Juventud Rebelde - Diario de la Juventud Cubana

¡Qué suerte la de tener buenos padres!

Autor:

Nelson García Santos

Esta historia dignifica el impacto que generan las relaciones afectivas enraizadas en el amor y el cariño durante la crianza en el seno familiar más allá de los lazos consanguíneos, aun cuando estos existan en parte, pero que, por sí solos, tampoco bastan para lograr la armonía.

Nada posee de leyenda este devenir que refresco en mi memoria en estos tiempos en que leemos y releemos —camino al referendo popular en las urnas el próximo domingo 25— el nuevo Código de las Familias que actualiza normas de convivencia, de deberes, derechos, y establece el régimen jurídico de la familia, de los menores y de las personas adultas mayores y, consecuentemente, regula las relaciones de sus miembros y de estos con la sociedad y con las entidades estatales.

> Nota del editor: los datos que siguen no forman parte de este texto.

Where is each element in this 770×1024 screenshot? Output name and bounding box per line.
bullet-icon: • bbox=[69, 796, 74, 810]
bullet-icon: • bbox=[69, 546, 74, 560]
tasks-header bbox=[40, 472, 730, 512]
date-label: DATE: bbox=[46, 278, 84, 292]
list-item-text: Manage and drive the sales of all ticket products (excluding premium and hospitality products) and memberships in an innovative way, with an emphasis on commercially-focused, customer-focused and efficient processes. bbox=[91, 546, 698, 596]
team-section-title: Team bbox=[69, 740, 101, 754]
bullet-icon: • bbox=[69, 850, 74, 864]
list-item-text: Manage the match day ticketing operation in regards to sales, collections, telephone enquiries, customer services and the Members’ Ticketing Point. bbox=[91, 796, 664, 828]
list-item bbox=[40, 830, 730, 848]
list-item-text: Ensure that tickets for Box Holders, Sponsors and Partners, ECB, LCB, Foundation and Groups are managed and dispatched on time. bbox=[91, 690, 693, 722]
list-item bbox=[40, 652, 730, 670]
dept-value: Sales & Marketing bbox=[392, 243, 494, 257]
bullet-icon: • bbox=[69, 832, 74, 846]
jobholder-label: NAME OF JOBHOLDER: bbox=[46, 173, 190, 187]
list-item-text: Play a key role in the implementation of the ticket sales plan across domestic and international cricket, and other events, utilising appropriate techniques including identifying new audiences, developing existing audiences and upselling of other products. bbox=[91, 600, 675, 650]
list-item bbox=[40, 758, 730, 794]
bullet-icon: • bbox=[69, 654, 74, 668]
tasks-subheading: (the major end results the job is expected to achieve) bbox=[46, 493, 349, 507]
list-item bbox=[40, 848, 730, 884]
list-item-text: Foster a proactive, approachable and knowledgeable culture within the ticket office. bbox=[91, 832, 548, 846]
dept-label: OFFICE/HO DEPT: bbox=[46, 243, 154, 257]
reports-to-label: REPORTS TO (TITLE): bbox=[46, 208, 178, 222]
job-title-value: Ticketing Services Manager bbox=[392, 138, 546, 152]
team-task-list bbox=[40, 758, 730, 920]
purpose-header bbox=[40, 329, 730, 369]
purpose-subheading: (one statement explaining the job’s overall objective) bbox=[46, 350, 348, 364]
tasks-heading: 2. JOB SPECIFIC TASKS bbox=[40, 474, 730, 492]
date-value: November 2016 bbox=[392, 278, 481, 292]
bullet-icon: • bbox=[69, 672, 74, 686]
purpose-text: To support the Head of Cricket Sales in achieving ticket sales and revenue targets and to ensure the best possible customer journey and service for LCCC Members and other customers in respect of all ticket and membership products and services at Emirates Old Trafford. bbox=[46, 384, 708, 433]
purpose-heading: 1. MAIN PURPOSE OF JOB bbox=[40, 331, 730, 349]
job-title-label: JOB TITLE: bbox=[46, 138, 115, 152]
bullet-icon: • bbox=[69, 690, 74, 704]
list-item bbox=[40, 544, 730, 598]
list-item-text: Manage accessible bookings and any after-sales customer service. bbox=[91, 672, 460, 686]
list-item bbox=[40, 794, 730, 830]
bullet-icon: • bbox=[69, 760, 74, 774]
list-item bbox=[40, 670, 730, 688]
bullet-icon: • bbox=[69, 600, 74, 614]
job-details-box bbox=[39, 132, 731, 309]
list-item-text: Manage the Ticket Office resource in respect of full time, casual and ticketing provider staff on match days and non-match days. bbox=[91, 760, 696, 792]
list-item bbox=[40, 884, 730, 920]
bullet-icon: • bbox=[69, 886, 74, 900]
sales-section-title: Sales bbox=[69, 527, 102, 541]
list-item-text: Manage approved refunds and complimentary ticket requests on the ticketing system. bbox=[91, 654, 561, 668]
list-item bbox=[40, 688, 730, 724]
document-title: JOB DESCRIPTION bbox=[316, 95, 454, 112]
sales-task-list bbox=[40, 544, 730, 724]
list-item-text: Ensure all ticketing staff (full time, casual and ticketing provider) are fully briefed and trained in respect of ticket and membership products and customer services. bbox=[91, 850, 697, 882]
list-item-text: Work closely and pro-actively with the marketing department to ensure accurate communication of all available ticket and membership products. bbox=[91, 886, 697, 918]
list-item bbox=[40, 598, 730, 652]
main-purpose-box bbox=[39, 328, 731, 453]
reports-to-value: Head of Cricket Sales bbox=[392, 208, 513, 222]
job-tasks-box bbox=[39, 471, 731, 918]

El Código, de profunda expresión humanista, inclusivo y con el afecto como valor jurídico, deviene necesario debido a la diversidad familiar que caracteriza a la sociedad cubana.

De esa manera el afecto gana, se afianza y enaltece a favor de la familia que debe ser la protagonista insustituible de la formación e integridad de sus miembros.

Justamente en lo que resulta capaz de lograr el cariño se basa esta historia que tiene también de bueno e instructivo no ser excepcional. De seguro abundan otras parecidas y hasta quizá más impactantes bajo cualquier techo en que los padres han sabido enseñar e inculcar con hechos concretos, más que con palabras, los valores morales y éticos.

Sobre la que les voy a contar convirtió a medios hermanos en genuinos hermanos sin sentirse jamás en que solo eran mitad.

Lo hicieron educándolos a que ninguno se creyera con más derechos que otros, dándole iguales oportunidades a todos sin distinción, enseñando a compartir lo que se poseía, a sentir como propio cualquier encontronazo que afectara la familia, en fin, estableciendo relaciones afectivas desde el corazón sin el ordeno y mando que en ocasiones resulta necesario.

En ella convivieron un grupo de hermanos, una parte, hijo de su madre en otro matrimonio, y los que llegaron después con su nueva pareja. Obvio, que había de edades diferentes, más pequeños, adolescentes y hasta más mayorcitos que se iban abriendo a la vida bajo una relación en que siempre, como ahora mismo, se hablaba de hermanos sin intercalar ese medio que si se reitera desde edades tempranas llega a influir hasta en los sentimientos.

Si alguna vez alguno se refería «a mi medio hermano» los padres corregían al instante: «Tú habrás querido decir tu hermano, ¡no! Que no vuelva a ocurrir».

A estas alturas y después de tantos años transcurridos, pienso que aquel padre, sin duda alguna, se casó con la  mujer querida y deseada. Resultó ser un forjador al aceptarlos como propios lleno de satisfacción como lo demostró hasta su último día.

Los supo criar junto a la madre, abrirse camino, siempre les tendió la mano, aun de mayores, cada vez que alguno le hacía falta y sentía como suyo cualquier trance que les afectara. Tampoco faltó nunca la explicación sobre el porqué algo no podía ser debido a sus consecuencias dañinas.

Ellos siempre muy agradecidos lo consideraron su genuino padre, sentimiento que les caló profundo desde la crianza y que en la medida en que se hicieron hombres y mujeres, que crearon sus propias familias, comprendieron mucho mejor la suerte de haber tenido aquellos padres.